When designing this limited-edition makeup with the Louvre Museum, L’Oréal imagined unique creations like works of art. The design of this palette is testament to this: the image features the Greek poetess Corinna (or Corine) in a work by French sculptor Edme Etienne François Gois, on display in the Louvre’s Richelieu wing. The product quickly became iconic, offering multiple applications for the complexion and eyes with silky formulas to apply with a brush or the fingers.

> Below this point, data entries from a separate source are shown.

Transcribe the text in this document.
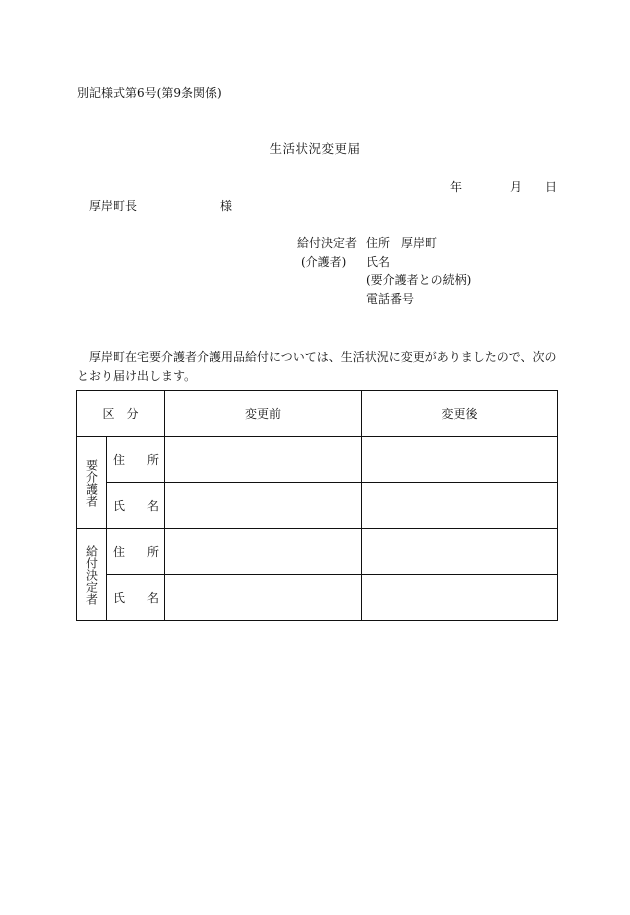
別記様式第6号(第9条関係)
生活状況変更届
年	月 日
厚岸町長	様
給付決定者
(介護者)
住所 厚岸町
氏名
(要介護者との続柄)
電話番号
厚岸町在宅要介護者介護用品給付については、生活状況に変更がありましたので、次のとおり届け出します。
区　分		変更前	変更後
要介護者	住所		
	氏名		
給付決定者	住所		
	氏名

Exceptional development for an exceptional product
Among the makeup palettes offered by Texen Beauty Partners, Lancôme chose a simple, minimal square shape. Inside the base, a specific insert houses 5 pans and wells for two brushes. The formula is directly pressed and stamped with the motif thanks to a technique aiming to highlight the colors and offer enhanced shine. A mirror is housed in the lid, protected by a frosted sticker printed with the logo Lancôme & Louvre.
The compact owes its finesse to the high quality of the image, which features a close-up of the sculpture in full-frame on its lid. The Lancôme logo is added thanks to hot stamping.
An image revealed thanks to heat transfer
The case is metallized on the outside before decoration, and this is where the challenge of this creation lay: restituting an art photo in high quality. To do so, Texen Beauty Partners used the heat transfer label technique, whereby a printed film is applied using heat.
The teams at Texen Beauty Partners managed each step of this development, piloting the different operations with their partner suppliers, from injection to décor via assembly of the different parts.